Practitioners in China regularly download these tools onto CDs and USB keys or share links for download on social media in order to enable others to reach the open internet, but they are taken into police custody for doing so.

Tuidang

Falun Gong practitioners in China often share content exposing the CCP’s long history of persecution against Chinese people. They encourage people to symbolically renounce their ties to the party and related youth organizations, an action many refer to as ‘Tuidang.’ Over 300 million Chinese people in China and globally, most who do not practice Falun Gong, have taken this step over the past 15 years — often using aliases because of the risk of reprisals.

Conversations with Chinese practitioners and scholarly analysis of the movement show that the activists’ motivations are not political, but rather spiritual. They wish to grant others an opportunity to renounce the CCP’s violent ideology, repent for past wrongdoing (such as participating in the persecution of others during Maoist campaigns or the anti-Falun Gong crackdown), and seek a better future.

Offering hope

Some Falun Gong practitioners in China have been detained simply for encouraging others to say phrases like “Falun Dafa hao”[“Falun Dafa (another name for the practice) is good”] or “Zhen-Shan-Ren hao” [“(The values of) truthfulness, compassion, tolerance (central tenets of Falun Gong) are good”].

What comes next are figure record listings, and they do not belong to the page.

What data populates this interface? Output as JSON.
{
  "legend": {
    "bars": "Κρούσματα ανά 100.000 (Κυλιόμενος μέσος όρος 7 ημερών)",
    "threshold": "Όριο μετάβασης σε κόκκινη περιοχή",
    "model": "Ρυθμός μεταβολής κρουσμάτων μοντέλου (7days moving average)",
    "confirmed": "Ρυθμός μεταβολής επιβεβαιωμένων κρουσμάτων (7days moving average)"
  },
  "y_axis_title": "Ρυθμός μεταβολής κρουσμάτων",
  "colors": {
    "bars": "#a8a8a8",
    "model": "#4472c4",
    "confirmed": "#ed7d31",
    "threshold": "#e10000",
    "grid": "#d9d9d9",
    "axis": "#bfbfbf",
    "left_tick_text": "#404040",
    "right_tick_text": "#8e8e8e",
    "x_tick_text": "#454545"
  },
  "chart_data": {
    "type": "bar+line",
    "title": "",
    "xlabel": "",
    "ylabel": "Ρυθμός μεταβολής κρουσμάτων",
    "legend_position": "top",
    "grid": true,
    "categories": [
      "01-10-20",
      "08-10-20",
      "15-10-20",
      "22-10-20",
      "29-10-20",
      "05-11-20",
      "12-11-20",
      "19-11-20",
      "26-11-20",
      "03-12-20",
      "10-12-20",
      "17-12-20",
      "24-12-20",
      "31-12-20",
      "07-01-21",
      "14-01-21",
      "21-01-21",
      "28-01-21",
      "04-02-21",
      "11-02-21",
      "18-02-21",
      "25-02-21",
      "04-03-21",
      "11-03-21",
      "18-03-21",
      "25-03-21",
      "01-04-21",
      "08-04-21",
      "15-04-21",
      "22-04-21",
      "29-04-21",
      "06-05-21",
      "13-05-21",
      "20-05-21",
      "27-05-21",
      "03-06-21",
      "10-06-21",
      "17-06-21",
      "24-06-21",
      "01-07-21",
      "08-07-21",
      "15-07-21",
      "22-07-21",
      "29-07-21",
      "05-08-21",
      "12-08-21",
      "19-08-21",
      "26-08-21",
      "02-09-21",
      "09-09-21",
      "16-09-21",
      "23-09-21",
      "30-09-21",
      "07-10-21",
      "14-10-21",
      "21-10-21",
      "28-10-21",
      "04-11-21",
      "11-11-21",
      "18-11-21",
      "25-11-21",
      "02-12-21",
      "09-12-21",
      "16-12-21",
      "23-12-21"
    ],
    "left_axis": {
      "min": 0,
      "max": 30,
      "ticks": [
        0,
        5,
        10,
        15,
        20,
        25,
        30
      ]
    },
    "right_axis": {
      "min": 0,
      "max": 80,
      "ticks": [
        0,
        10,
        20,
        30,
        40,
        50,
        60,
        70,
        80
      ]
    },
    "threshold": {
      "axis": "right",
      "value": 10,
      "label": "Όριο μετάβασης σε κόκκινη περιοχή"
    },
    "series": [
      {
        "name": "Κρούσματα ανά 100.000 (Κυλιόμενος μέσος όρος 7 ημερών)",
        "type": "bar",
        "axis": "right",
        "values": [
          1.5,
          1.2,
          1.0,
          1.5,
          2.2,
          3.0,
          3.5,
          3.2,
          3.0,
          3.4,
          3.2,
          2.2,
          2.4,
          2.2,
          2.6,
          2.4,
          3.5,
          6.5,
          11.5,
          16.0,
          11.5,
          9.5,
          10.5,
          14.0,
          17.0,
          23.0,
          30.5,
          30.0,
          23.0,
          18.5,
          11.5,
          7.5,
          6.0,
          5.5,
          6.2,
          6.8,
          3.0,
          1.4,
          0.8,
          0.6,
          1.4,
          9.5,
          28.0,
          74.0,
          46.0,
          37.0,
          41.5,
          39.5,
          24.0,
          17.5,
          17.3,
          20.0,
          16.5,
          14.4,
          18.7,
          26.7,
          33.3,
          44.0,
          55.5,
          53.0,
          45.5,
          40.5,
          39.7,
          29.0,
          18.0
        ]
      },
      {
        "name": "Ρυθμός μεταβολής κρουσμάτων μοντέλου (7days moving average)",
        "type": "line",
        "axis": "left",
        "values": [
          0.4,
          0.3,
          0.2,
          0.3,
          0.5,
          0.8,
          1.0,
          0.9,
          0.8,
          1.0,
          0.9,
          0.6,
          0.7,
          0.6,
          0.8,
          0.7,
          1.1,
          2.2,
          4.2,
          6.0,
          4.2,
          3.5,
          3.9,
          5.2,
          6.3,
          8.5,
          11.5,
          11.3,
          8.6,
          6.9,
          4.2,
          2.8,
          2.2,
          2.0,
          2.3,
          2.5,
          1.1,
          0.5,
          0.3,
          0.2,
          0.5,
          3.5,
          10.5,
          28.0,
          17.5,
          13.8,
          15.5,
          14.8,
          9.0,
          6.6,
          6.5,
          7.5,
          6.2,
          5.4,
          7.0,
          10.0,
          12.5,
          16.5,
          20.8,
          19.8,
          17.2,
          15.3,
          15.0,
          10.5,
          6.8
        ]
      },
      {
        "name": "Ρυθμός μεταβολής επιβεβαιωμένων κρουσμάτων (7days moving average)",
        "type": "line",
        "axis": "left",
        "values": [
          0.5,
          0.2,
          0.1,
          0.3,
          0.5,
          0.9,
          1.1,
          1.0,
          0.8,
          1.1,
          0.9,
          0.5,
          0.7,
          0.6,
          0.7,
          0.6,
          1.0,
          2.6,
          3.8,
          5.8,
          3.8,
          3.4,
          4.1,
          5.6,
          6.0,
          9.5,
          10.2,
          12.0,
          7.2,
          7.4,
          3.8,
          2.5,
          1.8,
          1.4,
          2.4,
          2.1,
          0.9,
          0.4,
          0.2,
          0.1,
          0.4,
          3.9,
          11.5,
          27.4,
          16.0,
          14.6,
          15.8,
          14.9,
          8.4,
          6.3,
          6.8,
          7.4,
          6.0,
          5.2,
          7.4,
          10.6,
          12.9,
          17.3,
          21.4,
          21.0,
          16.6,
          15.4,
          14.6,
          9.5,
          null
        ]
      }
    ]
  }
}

The activists’ purpose is not so much to get others to express support for the plight of practitioners themselves, but rather to suggest that people say these phrases as an action that facilitates their aligning their thoughts more closely with the divine nature of the universe. The aim is to offer hope amid desperation and a severe shortage of medical resources.

Falun Gong practitioners are not alone in this respect. Tibetan Buddhists have encouraged each other on the Chinese social media application WeChat to offer prayers, with some people detained as a result. During the lockdown, Christian pastors in Wuhan gave virtual sermons via video and coordinated joint prayers.

With the coronavirus outbreak having now spread out from China to the rest of the world, perhaps more of us could take a page out of the book of compassionate and courageous believers in China. We can re-examine our own fundamental beliefs, seek hope and comfort from our faith, and try to live our lives during this difficult time more in line with values such as integrity, kindness, and sacrifice.

Dr. Larry Liu is a Chinese-American data scientist residing in Washington DC and deputy director of government and advocacy at the Falun Dafa Information Center. The views and opinions expressed in this article are those of the author and do not necessarily reflect the official editorial position of LiCAS.news.